Pour conclure, qu'en est-il du taux de récidive ? 

Selon les chiffres publiés en 2017 par le ministère de la justice français, le taux de récidive serait de 5,6% pour les « crimes sexuels » et de 19% pour les « délits sexuels ». C'est moins que pour les autres délits, on pourrait donc se monter raisonnablement satisfait. Ce serait oublier deux éléments qui faussent les statistiques. Premièrement un nombre non négligeable de crimes (viols) sont requalifiés en délits (Ce qui désencombre les cours d'assises), deuxièmement seuls 10% des crimes et délits sexuels font encore en 2020, l'objet d'une plainte… suivie ou non d'effets (La situation a probablement un peu changé depuis peu, non par l'action première des autorités mais par les campagnes des mouvements féministes).  

  1. Il faudrait que l'ONU (Pas seulement sa commission ad-hoc) se prononce solennellement sur un principe clair, simple et surplombant toute autre approche du genre « Aucun être humain ne peut disposer à son seul gré d'un autre être humain, quel qu'il soit ». 
  2. J'ai professionnellement travaillé sur « la convention des droits de l’enfants ». A l'époque aucun pays à majorité musulmane ne l'a signée sans « réserves » - les réserves étant permises - Ces réserves portent sur l'obligation religieuse ex : « tous les Maldiviens sont musulmans » et par conséquent sur la liberté de pensée, ainsi que sur le droit de châtiment du père. Les USA n'ont jamais entériné leur signature (Motif réel : aucune leçon ni contrainte ne peut venir de l'extérieur des USA. De ce fait ce pays ne signe presque jamais les conventions internationales… sauf les extraditions en sa direction. Exemple en cours : Julian Assange.
  3. Relisant Epicure (Lettre à Ménécée, vers - 300) je vois écrit : « Ce n'est ni l'incessante succession des beuveries et des parties de plaisir, ni les jouissances que l'on trouve auprès des jeunes garçons et des femmes, ni (...) les autres mets qu'offre une table abondante (...) qui rendent la vie agréable. ». Ce n'est pas la « pédophilie » que condamne le (grand) philosophe grec mais son abus, comme pour l'excès dans la nourriture. Ce qui nous renvoie, au-delà d'Epicure, au « bon sens » commun dans la Grèce antique. 

(JPA) 

Annexe (SG)

Qu’est-ce qu’un récidiviste ? 

Un père qui viole son enfant des années durant, sera, s’il est arrêté, considéré comme un primodéliquant ! 

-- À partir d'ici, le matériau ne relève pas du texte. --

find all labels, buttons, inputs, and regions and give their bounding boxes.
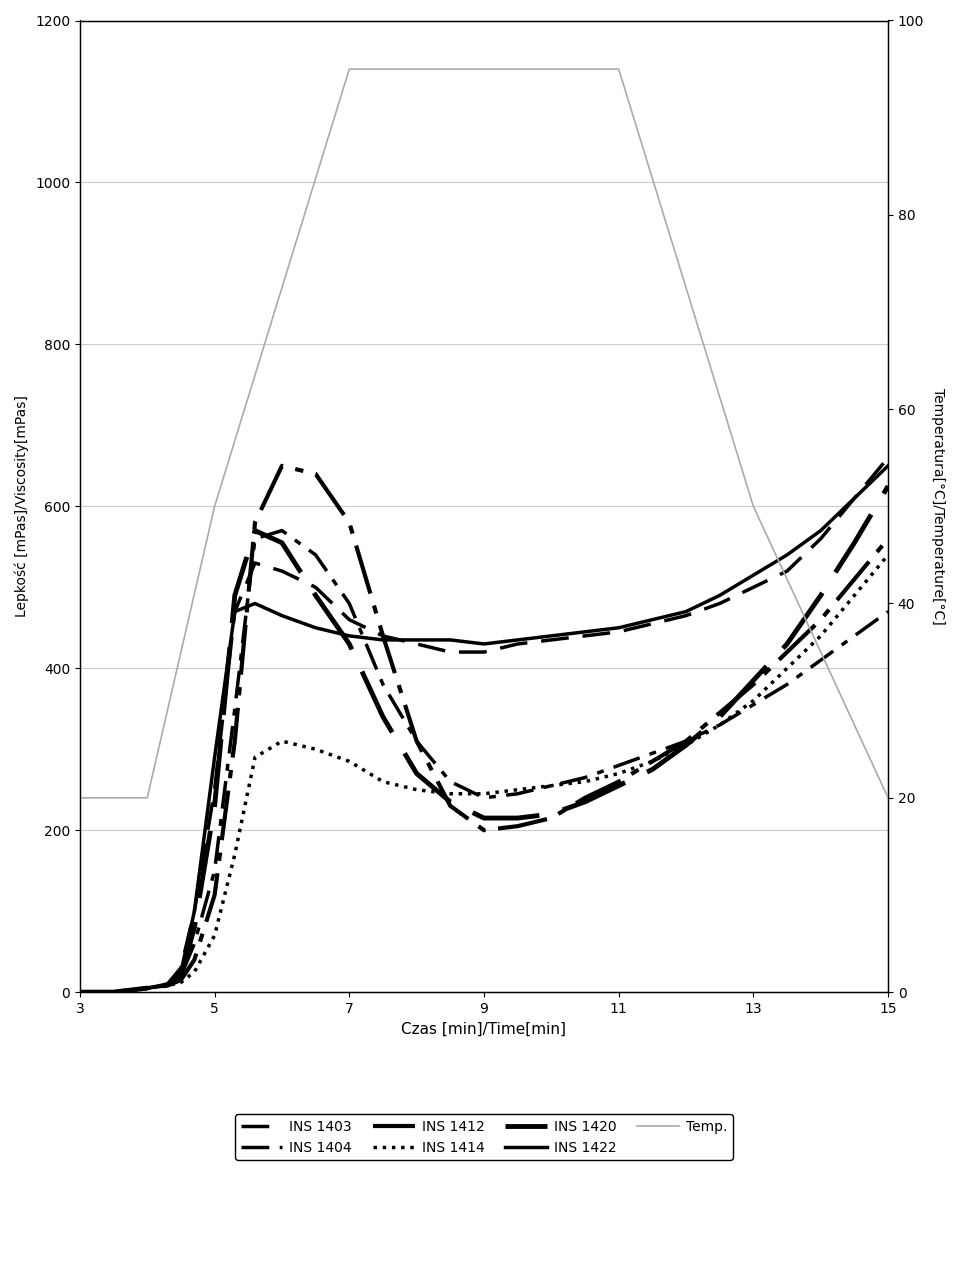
Legend: INS 1403, INS 1404, INS 1412, INS 1414, INS 1420, INS 1422, Temp.: INS 1403, INS 1404, INS 1412, INS 1414, … <box>235 1114 732 1160</box>
X-axis label: Czas [min]/Time[min]: Czas [min]/Time[min] <box>401 1021 566 1037</box>
Y-axis label: Lepkość [mPas]/Viscosity[mPas]: Lepkość [mPas]/Viscosity[mPas] <box>15 396 30 617</box>
Y-axis label: Temperatura[°C]/Temperature[°C]: Temperatura[°C]/Temperature[°C] <box>931 388 945 625</box>
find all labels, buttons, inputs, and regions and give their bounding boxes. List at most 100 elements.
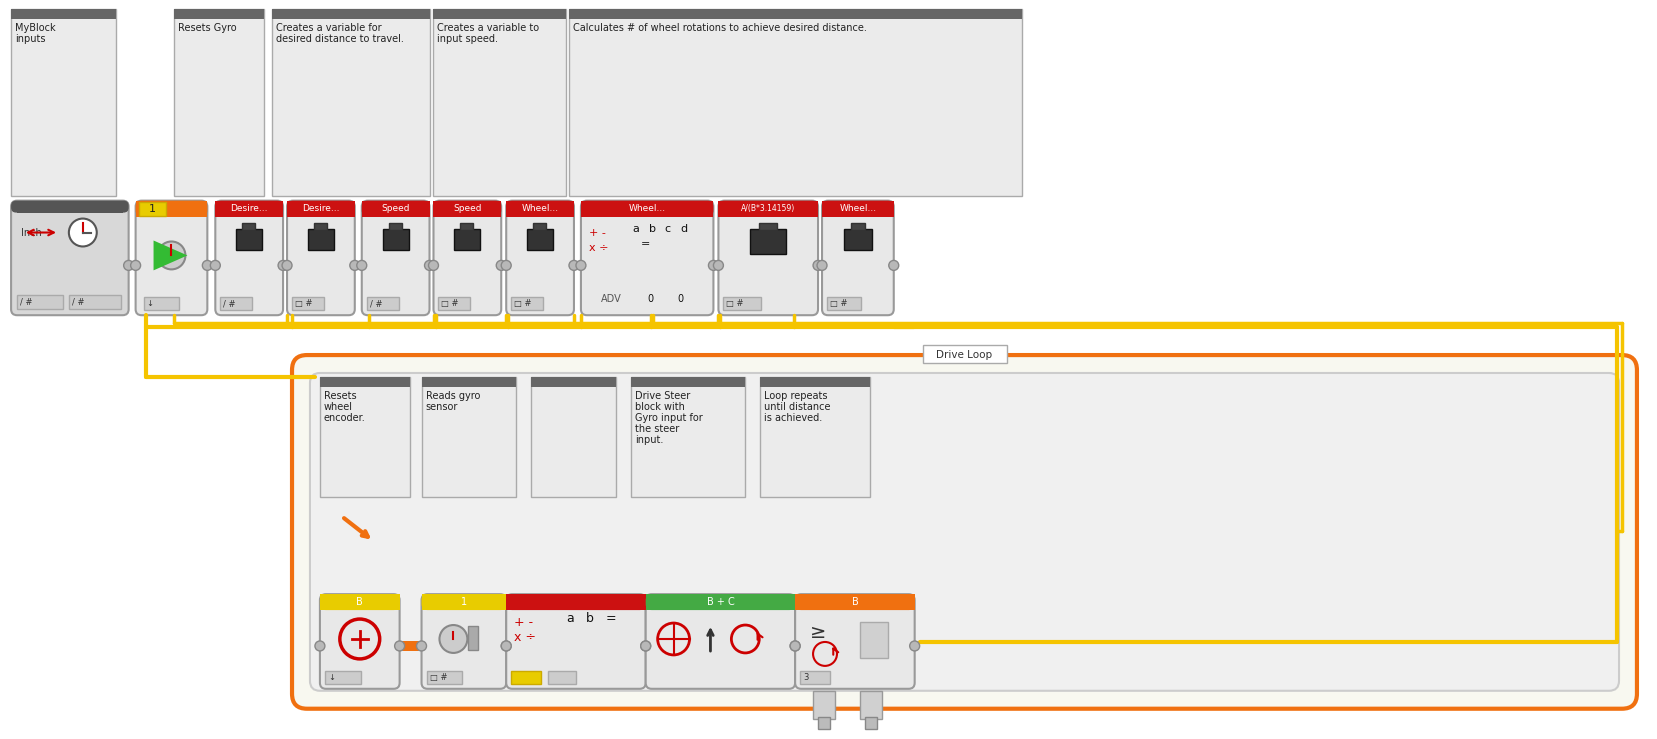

En France, on répète qu’on a « tout essayé et que rien ne marche ». En réalité, on n’a rien essayé et on préfère ignorer les expériences souvent intéressantes, menées dans d’autres pays. Au Canada, notamment : « Notre clinique existe depuis environ 16 ans et aucun des hommes qui a suivi ce programme n’a récidivé en commettant une agression, » précise le docteur Paul Fedoroff, psychiatre au Centre de santé mentale Royal Ottawa (voir sur le site de Radio Canada : Peut-on guérir de la pédophilie ?)


Au Canada, une personne qui souffre de son attirance pour les enfants dispose d’un choix de structures qui peuvent l’aider à rester abstinent : 

Institut Philippe-Pinel de Montréal. 

  • Centre de santé mentale Royal Ottawa. 
  • Clinique des comportements sexuels, Centre de toxicomanie et de santé mentale de Toronto. 
  • Regroupement des intervenants en matière d’agression sexuelle. Il n’existe aucune structure équivalente en France.